After a nice relaxing Christmas break, and a nasty cold, we’re back to deliver more strange and interesting superheroes of the early days of comics.
2017 was a great year for this blog and we look forward to more of the same this year. In fact, let’s get started with a good one.
Here’s a hero that never made it past 1943, but could actually be a perfect hero for the modern day: Alias X.
He even has a cool name.
Origin and Career
Alias X made his first appearance in Captain Fearless #1 in August of 1941.
We are definitely going to cover the guy on the cover later.
Alias himself was created by Ray Allen and Al Ulmer, two men who will remain mysterious since I can’t find their pictures.
The cover of the book says that it’s published by a company called Holyoke Publishing, but that isn’t true. It was actually created by a company called Hellnit Publishing, which was owned by this man: Frank Z. Temerson.
Remember this, it becomes important later.
The character himself was created by Ray Allen and Al Ulmer, two people who are so obscure that I can’t find any photos of them anywhere.
The hero’s story starts in the middle. A mysterious costumed hero who goes by the name of “X” has been terrorizing the criminal underworld and the police commissioner and a newspaper editor are talking about him.
The hero makes an unexpected appearance and decides to tell the two men his backstory.
He refuses to give his name, but mentions that he was a small time taxi operator who was charged with the murder of a cop.
The man decides to do the right thing…by escaping prison and bringing those responsible to justice.
A man on trial for a crime he didn’t commit? Being forced to answer questions without a lawyer? Making his escape in order to clear his name? Yep, sounds like a comic book character to me!
The man doesn’t have any superpowers, but he does use his time in hiding to become a master of disguise.
The comic says his home was only ten miles away from the prison.

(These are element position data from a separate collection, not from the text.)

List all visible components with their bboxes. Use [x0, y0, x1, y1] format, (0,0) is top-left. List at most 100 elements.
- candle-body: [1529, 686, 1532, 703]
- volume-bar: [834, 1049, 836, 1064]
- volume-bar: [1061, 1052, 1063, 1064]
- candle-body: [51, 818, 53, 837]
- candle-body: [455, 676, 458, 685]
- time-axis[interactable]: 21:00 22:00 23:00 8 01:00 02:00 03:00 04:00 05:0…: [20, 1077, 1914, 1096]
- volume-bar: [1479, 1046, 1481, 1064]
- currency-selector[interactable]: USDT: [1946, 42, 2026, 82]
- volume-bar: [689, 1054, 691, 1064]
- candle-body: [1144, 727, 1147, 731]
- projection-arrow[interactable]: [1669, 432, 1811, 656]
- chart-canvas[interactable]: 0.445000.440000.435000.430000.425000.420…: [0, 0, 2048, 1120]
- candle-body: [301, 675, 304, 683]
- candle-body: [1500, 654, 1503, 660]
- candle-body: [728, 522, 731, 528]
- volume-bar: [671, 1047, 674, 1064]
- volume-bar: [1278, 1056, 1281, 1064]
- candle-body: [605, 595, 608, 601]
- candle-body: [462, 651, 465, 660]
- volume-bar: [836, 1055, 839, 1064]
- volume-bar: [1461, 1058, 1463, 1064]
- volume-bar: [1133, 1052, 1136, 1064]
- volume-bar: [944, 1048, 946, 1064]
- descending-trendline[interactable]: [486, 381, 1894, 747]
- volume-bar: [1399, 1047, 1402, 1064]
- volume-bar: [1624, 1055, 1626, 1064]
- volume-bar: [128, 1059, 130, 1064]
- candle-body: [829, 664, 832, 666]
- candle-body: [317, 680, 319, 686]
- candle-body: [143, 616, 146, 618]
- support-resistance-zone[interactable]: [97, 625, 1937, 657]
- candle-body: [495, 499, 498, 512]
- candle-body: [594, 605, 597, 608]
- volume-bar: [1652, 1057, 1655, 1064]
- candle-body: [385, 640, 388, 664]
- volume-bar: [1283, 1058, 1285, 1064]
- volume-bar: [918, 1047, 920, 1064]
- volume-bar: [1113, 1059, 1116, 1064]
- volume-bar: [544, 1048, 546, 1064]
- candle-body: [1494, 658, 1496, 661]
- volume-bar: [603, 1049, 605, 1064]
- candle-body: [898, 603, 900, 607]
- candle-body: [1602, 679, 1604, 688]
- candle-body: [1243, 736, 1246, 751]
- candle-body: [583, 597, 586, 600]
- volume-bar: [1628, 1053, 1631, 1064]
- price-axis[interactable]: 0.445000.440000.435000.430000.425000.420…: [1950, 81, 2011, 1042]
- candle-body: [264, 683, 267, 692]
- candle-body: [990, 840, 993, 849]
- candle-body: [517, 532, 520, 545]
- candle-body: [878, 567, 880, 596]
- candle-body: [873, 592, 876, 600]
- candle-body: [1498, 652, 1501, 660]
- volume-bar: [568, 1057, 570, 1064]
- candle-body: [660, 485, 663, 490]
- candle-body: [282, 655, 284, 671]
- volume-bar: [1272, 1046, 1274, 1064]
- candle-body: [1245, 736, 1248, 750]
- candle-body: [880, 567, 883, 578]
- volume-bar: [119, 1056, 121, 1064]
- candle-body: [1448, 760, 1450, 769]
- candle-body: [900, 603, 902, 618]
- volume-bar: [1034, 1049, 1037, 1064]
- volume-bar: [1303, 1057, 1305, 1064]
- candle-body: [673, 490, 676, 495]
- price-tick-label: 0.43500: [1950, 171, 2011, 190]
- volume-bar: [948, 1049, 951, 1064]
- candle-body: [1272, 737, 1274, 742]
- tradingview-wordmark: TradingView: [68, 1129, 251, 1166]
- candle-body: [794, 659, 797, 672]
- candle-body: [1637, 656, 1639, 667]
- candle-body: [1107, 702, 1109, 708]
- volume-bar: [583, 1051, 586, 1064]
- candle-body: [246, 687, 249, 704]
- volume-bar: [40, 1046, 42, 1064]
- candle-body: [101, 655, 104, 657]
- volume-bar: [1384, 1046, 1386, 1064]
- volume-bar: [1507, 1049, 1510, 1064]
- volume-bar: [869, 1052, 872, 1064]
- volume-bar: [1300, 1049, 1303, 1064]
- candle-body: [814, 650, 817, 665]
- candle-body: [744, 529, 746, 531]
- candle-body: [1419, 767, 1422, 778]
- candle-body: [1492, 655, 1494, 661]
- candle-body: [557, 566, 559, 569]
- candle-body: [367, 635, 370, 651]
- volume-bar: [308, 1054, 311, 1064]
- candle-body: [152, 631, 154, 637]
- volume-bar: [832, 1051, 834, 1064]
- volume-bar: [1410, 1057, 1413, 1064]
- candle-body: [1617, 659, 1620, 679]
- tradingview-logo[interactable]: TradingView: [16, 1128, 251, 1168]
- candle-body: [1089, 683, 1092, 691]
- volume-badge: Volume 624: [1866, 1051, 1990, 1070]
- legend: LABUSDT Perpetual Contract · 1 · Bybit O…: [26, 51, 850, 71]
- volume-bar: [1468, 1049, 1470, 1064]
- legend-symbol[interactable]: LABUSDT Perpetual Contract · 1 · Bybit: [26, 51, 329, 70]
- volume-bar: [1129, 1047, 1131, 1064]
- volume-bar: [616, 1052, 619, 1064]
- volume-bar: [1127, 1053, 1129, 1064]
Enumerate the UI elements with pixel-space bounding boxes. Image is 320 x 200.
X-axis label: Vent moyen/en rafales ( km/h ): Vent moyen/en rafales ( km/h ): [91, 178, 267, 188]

He’s either the smartest man in the world or these cops are idiots.
The new hero manages to foil a robbery using his powers of disguise, and tells the commissioner and newspaper editor that if he manages to complete his mission, someday he will reveal who he really is.
The rest of Alias’ adventures would follow a similar pattern where he would find and catch a group of criminals using his powers of disguise. Sadly, he didn’t have a whole lot of time or enough attention to give him an established super villain, although he did appear in a comic called Captain Aero where he fought a Nazi spy ring.
Alias X would only have a handful of appearances and ceased to exist after 1942, a much shorter lifespan than his contemporaries. Why? Well…
So what happened?
So you remember the start of the article, where I said the character was originally published under Helnit Publishing under the control of Frank Z. Temerson?
Well, get ready for legal shenanigans because here’s where it gets weird.
Holyoke Publishing wasn’t a book publisher, it was a newspaper business.
The company decided to enter the comic book business by taking books created by Helnit Publishing, along with the bankrupt Fox Publications, and repackage them under the Holyoke name.
This was how Holyoke became the publisher of the Blue Beetle, a Golden Age hero with a much longer history than Alias X.
If this sounds sketchy than you’ve got good instincts. Documentation over who owned what was pretty poor back then and the owner of Fox Publications would wind up suing Holyoke and winning.
Temerson, being the original owner of Alias X, would also reclaim what he lost and Holyoke would cease publishing comics in 1944.
Alias X is an interesting case as far as Golden Age superheroes go. Since he was published by a company that had a small audience and a troubled history he didn’t get a whole lot of attention and respect. Also, unlike most of the heroes we talk about on this blog he fell off the map at the height of popularity for super heroes in American culture.
Could he have survived the post war years? Would he have gone on to become one of the great heroes of the modern age?
Probably not, but I think it would have been interesting to try.